A MERICS report showed China “creating layers of active support for Chinese interests” by “fostering solid networks among European politicians, business, media, think tanks and universities,” including in Brussels, the heart of European politics, DW adds.

“China’s rapidly increasing political influencing efforts in Europe and the self-confident promotion of its authoritarian ideals pose a significant challenge to liberal democracy as well as Europe’s values and interests,” the report said.

A New Zealand academic who made international waves researching China’s international influence campaigns has linked a number of recent break-ins to her work, reports suggest:

University of Canterbury professor Anne-Marie Brady (left), speaking today from Christchurch to the Australian Parliament’s Intelligence and Security Committee in Canberra, outlined three recent events which caused her concern.

“I had a break-in in my office last December. I received a warning letter, this week, that I was about to be attacked. And yesterday I had a break-in at my house,” she said.

“China hasn’t had to pressure New Zealand to accept China’s soft power activities and political influence. The New Zealand government has actively courted it,” Brady found in a recent paper.

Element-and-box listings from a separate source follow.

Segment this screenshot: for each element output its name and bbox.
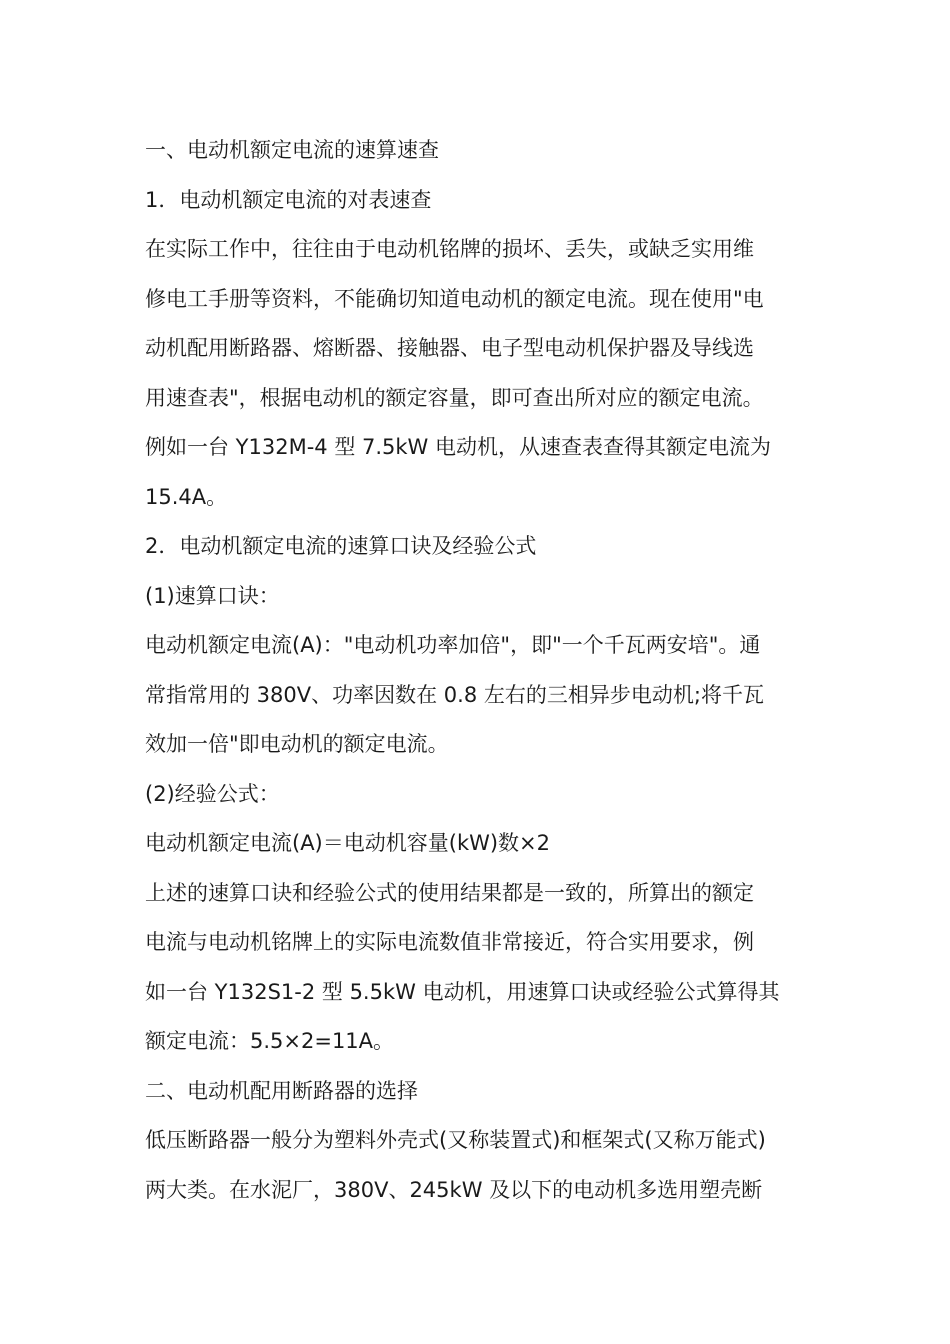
section-heading-1: 一、电动机额定电流的速算速查 [145,138,439,162]
paragraph-line: 修电工手册等资料，不能确切知道电动机的额定电流。现在使用"电 [145,286,764,311]
paragraph-line: 常指常用的 380V、功率因数在 0.8 左右的三相异步电动机;将千瓦 [145,682,764,707]
document-body [145,126,810,1215]
paragraph-line: 电流与电动机铭牌上的实际电流数值非常接近，符合实用要求，例 [145,930,754,954]
subsection-heading-1-2: 2．电动机额定电流的速算口诀及经验公式 [145,534,537,558]
paragraph-line: 低压断路器一般分为塑料外壳式(又称装置式)和框架式(又称万能式) [145,1128,766,1152]
paragraph-line: 例如一台 Y132M-4 型 7.5kW 电动机，从速查表查得其额定电流为 [145,435,771,459]
paragraph-line: 上述的速算口诀和经验公式的使用结果都是一致的，所算出的额定 [145,880,754,905]
paragraph-line: 额定电流：5.5×2=11A。 [145,1029,395,1053]
paragraph-line: 两大类。在水泥厂，380V、245kW 及以下的电动机多选用塑壳断 [145,1177,763,1202]
paragraph-line: 15.4A。 [145,484,228,509]
section-heading-2: 二、电动机配用断路器的选择 [145,1078,418,1103]
paragraph-line: 效加一倍"即电动机的额定电流。 [145,732,449,756]
item-heading-2: (2)经验公式： [145,781,280,806]
paragraph-line: 在实际工作中，往往由于电动机铭牌的损坏、丢失，或缺乏实用维 [145,237,754,261]
paragraph-line: 如一台 Y132S1-2 型 5.5kW 电动机，用速算口诀或经验公式算得其 [145,979,780,1004]
paragraph-line: 用速查表"，根据电动机的额定容量，即可查出所对应的额定电流。 [145,385,764,410]
item-heading-1: (1)速算口诀： [145,583,280,608]
subsection-heading-1-1: 1．电动机额定电流的对表速查 [145,187,432,212]
paragraph-line: 动机配用断路器、熔断器、接触器、电子型电动机保护器及导线选 [145,336,754,360]
paragraph-line: 电动机额定电流(A)："电动机功率加倍"，即"一个千瓦两安培"。通 [145,633,761,657]
formula-line: 电动机额定电流(A)＝电动机容量(kW)数×2 [145,831,551,855]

To generate soft power, China will likely deploy narratives tailored to the specific perceptions of target audiences, notes Matej Šimalčík, a research fellow at Institute of Asian Studies, an international relations think tank based in Bratislava, Slovakia. This does not mean that any Chinese investment should be rejected as potentially threatening, he writes for the East Asia Forum:

Turning the Belt and Road Initiative into a security issue would be detrimental, as it would most likely lead to the rejection of projects and investments that could be beneficial for all the parties involved. Nevertheless, both Slovakia and the Czech Republic need to engage in a constructive public debate on the nature and goals of their relationship with China. Media analysis shows that this debate is non-existent in Slovakia and thoroughly politicised in the Czech Republic. Without this debate, two fundamental questions will go unanswered: what are the countries’ respective interests regarding China, and what are the acceptable costs for achieving these goals?

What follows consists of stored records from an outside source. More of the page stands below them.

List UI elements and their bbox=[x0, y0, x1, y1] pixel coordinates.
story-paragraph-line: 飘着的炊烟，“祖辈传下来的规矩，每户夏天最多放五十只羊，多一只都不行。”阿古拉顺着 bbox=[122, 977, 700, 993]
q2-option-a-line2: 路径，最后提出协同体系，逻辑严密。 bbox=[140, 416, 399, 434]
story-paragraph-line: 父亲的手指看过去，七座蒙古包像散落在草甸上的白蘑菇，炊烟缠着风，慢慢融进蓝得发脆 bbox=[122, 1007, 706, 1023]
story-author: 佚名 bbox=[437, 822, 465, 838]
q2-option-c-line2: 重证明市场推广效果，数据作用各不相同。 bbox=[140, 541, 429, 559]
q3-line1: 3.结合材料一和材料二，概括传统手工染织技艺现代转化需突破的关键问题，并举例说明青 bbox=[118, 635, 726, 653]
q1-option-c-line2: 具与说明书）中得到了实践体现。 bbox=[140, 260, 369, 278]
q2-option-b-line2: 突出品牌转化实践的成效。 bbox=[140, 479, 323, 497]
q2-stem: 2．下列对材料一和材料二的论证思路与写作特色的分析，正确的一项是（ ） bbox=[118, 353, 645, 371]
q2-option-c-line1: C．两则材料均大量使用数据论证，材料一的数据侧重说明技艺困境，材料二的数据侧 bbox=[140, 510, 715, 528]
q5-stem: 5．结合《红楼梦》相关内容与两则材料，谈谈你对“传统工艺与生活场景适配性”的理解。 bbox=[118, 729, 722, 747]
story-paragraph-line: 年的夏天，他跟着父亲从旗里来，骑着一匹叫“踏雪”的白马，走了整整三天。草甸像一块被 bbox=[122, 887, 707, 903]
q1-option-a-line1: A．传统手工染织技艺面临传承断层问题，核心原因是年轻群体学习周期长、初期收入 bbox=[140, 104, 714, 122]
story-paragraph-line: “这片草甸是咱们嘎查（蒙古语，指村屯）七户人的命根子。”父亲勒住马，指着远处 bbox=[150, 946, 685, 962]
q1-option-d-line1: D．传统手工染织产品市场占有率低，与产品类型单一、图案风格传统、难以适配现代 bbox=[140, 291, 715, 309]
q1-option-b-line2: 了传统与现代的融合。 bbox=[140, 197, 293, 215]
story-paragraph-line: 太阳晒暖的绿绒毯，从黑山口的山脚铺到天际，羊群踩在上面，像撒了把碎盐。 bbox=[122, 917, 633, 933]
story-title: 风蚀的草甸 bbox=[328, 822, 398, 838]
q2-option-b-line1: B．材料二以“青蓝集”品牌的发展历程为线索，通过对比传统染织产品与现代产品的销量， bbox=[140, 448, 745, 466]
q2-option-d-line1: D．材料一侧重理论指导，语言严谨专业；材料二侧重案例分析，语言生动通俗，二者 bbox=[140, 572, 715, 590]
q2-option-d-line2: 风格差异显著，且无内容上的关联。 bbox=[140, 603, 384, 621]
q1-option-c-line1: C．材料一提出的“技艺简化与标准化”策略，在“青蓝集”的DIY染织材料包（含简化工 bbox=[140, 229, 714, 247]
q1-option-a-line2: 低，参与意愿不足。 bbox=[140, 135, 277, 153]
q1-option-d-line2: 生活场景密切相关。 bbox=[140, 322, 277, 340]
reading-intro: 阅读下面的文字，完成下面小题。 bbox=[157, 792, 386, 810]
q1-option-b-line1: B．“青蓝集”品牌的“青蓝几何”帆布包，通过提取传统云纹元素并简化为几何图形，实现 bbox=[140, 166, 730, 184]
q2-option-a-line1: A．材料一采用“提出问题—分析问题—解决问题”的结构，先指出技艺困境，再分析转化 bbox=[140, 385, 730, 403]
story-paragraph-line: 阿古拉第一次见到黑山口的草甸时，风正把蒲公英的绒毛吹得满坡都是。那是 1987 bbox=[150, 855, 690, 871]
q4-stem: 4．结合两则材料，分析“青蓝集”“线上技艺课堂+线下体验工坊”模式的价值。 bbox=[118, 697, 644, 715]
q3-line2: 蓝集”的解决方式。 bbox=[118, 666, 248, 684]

The article was produced as part of the ChinfluenCE project, and with the financial support of the National Endowment for Democracy, the Washington-based democracy assistance group.

Jonathan Hillman notes a related conundrum in China’s main foreign policy initiative, Gardels adds:

“An idea as big as China’s ‘Belt and Road’ is bound to have contradictions. As Chinese President Xi Jinping’s signature foreign policy vision, it is massive in all dimensions, aiming to bind Beijing with the rest of the world through more than $1 trillion of new infrastructure, scores of trade agreements and countless other connections,” he writes from Tashkurgan, a Chinese town on the Pakistan border.

“But there is a fundamental tension between the connectivity China says it seeks and the control it is unwilling to give up,” says Hillman, referring to the massive presence of anti-terror security forces and imposing police outposts across Xinjiang’s predominantly Muslim Uyghur towns and cities. “Even as China claims to be championing globalization and broadening ties, it is clamping down in critical borderlands that Belt and Road routes would pass through, potentially crippling its own projects,” concludes Hillman.